A script to process a WordPress WRX Export File into a format which can be imported using the AEM Migration Script. This script is primarily intended for migrating posts, including their assets and tags, but can be extended for other use cases.
bash-3.2$ ./wp-extract.groovy wordpress.xml ~/Desktop/export
Pre-processing WordPress Export wordpress.xml to /Users/dan.klco/Desktop/export
Batch ID (Wordpress): Batch1
Content Root (Required): /content/site
Path Date Format (ex: yyyy/MM/): yyyy/MM/
Assets Root (Required): /content/dam/site
Domain Name (Required): https://www.site.com
Migration Template (Required): post
Download Attachments (Y/N): Y
Loading into
Content Root: /content/site
Assets Root: /content/dam/site
Using
Domain: https://www.site.com
Template: post
Continue (Y/N): Y
Setting up folders...
Parsing wordpress.xml...
Handling item of type attachment...
To use the script:
- Download a WordPress WRX Export file
- Execute the Wordpress Export Script:
groovy wp-extract.groovy wordpress.xml ~/Desktop/export
- Configure the Script Settings
- Enter "Y" to confirm the settings
The end result will be a directory with all of the posts under the subdirectory work/source
and all of the CSV files in a subdirectory named the Batch ID. This can then be used by the AEM Migration Script to import the content into AEM.

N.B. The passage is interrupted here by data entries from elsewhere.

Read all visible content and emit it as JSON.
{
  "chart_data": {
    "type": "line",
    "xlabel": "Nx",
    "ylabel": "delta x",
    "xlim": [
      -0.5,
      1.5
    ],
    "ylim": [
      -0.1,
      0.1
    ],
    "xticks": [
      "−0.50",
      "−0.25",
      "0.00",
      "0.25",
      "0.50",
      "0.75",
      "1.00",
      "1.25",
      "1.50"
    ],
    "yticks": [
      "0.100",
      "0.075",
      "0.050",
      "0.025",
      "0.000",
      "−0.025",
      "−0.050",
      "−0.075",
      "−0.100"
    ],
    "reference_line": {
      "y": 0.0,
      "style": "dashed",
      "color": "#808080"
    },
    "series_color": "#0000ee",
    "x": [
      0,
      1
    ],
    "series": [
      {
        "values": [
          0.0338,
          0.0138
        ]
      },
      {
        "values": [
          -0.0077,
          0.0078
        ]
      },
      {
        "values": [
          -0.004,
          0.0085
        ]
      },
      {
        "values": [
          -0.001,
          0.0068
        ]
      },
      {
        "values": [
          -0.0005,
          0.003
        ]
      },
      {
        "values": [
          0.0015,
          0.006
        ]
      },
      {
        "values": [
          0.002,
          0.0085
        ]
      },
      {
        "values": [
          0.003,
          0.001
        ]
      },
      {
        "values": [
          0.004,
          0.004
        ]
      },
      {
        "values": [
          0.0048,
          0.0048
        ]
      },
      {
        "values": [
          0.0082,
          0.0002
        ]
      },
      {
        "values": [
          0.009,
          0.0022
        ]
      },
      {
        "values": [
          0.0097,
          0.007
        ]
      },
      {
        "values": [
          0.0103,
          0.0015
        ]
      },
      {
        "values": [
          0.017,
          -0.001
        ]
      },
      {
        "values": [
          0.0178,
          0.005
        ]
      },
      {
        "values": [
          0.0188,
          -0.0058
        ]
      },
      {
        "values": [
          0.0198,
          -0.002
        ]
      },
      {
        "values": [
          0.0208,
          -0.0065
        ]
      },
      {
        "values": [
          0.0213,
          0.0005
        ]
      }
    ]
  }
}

There are two parameters to execute the script:
- wxr-file -- This required parameter is the first parameter to the script. It should be WordPress WRX Export File containing the contents of the site to migrate.
- target -- This required parameter is the second parameter to the script. This should be a directory to which the extracted content should be saved.
The following files are used to control how the script is executed:
- Batch ID (Wordpress) -- A batch ID string, saved into the content and used as the configuration folder name. The default will be "Wordpress"
- Content Root (Required) -- The root path under which to save the Wordpress content in AEM
- Path Date Format (ex: yyyy/MM/) -- A Java Simple Date Format string to use to generate the date portion of the content path. Not required, but can be used to organize posts by date.
- Assets Root (Required) -- The root path under which to save the Wordpress attachments. Each attachment will be stored in a folder with the year / month.
- Domain Name (Required) -- The domain name of the site to be migrated including protocol but not including the initial slash. This is used to generate the URLs with which to download the attachments and the replacement.csv
- Migration Template (Required) -- The AEM Migration Script template name to use for the posts
- Download Attachments (Y/N) -- Whether or not to download the attachments from Wordpress. If true, the attachments will be downloaded locally, if not, their metadata will be extracted, but they will not be downloaded.